1 mètre 55 pour 46 kilos. C’est le gabarit d’Ariane, 21 ans, étudiante en communication à Toulouse… et boxeuse ! Elle combat dans une catégorie assez méconnue : le poids mouche, encore plus léger que le poids plume et le poids coq. Samedi dernier, Ariane était à Paris pour tenter le Championnat des Espoirs nationaux. Retour sur l’histoire d’un petit gabarit qui frappe fort.

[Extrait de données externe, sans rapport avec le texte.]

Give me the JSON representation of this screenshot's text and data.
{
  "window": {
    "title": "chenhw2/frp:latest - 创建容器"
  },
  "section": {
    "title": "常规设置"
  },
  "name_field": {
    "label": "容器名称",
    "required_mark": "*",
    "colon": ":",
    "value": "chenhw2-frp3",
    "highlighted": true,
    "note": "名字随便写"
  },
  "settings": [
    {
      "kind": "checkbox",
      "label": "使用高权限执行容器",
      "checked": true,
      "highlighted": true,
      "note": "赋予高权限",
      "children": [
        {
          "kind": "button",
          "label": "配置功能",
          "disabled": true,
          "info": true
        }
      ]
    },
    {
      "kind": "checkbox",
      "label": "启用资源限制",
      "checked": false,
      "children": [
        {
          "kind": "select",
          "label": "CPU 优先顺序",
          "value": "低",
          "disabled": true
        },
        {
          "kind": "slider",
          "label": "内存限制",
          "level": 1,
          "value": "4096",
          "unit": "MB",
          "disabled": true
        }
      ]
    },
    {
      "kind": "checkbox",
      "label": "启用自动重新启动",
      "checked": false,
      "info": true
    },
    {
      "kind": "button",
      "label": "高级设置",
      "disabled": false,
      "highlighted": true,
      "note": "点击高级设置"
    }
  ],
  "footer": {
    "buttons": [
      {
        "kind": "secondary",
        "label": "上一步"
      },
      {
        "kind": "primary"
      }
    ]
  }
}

Petite taille, assez fine, un long manteau daim et une casquette de la même couleur. De premier abord, on ne croirait pas qu’Ariane vient de boxer contre deux compétitrices ce week-end. « Cette semaine, c’est repos » explique-t-elle. « J’ai voulu revenir à l’entraînement mais on m’a dit de prendre quelques jours pour moi ». Après plusieurs mois d’entraînements intensifs quotidiens, on peut comprendre qu’elle n’ait pas envie de raccrocher les gants de suite.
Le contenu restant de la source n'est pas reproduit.